Because the device operates outside the controlled system’s OS, endpoint detection tools and host firewalls cannot see it. These devices run their own Linux-based firmware, allowing attackers to hide malware and re-infect connected systems even after disk wipes.
“Compromising a KVM device gives an attacker the equivalent of physical access to every machine connected to it,” the Eclypsium researchers warned. “Not ‘kind of like’ physical access. Actual keyboard, video, and mouse control, at the BIOS level, below the operating system, below EDR, below every security control you have deployed.”
North Korean spies posing as remote workers have used PiKVM devices connected to laptops and workstations provided to them by employers to fake their physical presence in different countries and gain access to corporate networks.
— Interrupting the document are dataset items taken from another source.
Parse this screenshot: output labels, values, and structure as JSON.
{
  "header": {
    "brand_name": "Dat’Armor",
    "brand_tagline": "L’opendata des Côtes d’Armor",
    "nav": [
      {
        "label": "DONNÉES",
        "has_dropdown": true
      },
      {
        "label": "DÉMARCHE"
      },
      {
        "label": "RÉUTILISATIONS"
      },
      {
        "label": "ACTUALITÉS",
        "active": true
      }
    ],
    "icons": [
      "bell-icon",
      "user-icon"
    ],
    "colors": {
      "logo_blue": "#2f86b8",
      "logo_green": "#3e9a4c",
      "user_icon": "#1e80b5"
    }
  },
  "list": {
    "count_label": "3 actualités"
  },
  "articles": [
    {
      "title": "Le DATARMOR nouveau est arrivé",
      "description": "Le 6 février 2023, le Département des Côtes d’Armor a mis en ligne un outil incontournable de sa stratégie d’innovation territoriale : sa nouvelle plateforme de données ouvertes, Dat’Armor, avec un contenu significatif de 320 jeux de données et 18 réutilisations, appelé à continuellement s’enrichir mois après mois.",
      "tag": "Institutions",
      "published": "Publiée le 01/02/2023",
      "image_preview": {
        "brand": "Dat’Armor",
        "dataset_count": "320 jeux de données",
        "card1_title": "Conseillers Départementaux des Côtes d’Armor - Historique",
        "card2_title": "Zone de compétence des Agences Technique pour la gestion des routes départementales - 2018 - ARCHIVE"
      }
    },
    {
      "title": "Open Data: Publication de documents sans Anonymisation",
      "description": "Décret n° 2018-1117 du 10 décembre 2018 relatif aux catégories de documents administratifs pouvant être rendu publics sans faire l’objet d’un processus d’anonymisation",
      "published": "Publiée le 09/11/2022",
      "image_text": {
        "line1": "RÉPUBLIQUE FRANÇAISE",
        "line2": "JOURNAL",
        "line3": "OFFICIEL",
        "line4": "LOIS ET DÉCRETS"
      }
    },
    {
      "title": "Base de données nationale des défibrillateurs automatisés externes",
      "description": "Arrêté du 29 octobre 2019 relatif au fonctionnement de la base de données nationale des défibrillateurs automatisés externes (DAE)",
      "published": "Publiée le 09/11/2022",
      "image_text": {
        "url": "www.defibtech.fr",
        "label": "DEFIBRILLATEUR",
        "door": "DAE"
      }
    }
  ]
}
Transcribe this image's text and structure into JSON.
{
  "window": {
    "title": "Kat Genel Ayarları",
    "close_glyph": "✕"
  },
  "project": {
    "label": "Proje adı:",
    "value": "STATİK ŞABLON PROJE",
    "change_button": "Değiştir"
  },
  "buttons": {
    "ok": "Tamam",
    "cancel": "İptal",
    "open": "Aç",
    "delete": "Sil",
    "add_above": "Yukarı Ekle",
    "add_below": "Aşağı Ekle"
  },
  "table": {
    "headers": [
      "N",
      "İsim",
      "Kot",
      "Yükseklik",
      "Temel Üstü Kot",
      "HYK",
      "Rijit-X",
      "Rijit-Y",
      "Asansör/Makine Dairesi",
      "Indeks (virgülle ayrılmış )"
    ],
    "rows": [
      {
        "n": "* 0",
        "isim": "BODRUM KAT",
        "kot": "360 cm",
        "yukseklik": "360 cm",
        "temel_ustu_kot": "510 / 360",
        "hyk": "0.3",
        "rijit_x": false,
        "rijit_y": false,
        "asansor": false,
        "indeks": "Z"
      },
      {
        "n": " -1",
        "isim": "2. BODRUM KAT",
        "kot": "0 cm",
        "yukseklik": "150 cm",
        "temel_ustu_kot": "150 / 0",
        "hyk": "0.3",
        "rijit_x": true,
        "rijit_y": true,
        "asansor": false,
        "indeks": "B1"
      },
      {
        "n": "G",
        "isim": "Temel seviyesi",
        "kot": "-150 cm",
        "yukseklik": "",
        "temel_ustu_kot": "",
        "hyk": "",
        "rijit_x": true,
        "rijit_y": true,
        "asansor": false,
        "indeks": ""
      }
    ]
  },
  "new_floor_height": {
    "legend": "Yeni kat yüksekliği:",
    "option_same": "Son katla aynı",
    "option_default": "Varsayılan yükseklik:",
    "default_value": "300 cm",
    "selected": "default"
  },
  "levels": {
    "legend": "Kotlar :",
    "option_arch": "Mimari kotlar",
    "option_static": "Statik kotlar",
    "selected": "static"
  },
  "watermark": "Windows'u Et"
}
Enterprise-grade KVM switches are not immune to vulnerabilities either. ATEN, one of the leading vendors, patched critical buffer overflow vulnerabilities in some of its products last year. Baseband Management Controller (BMC) interfaces, another type of out-of-band management technology that is common in server products, have been plagued by vulnerabilities for years and some were even exploited to deploy rootkits.
Eclypsium advises organizations to isolate KVM devices on dedicated management VLANs, never expose them directly to the internet, deploy two-factor authentication when available, and use VPN solutions to access them. Companies should also audit their networks for KVM devices that they might not be aware of and deploy firmware updates when available.
“Audit your KVM deployments,” the researchers wrote. “Know what you have, where it is, and what firmware it is running. These devices are the keys to your kingdom, and right now, too many of them are hanging on the network with the door wide open.”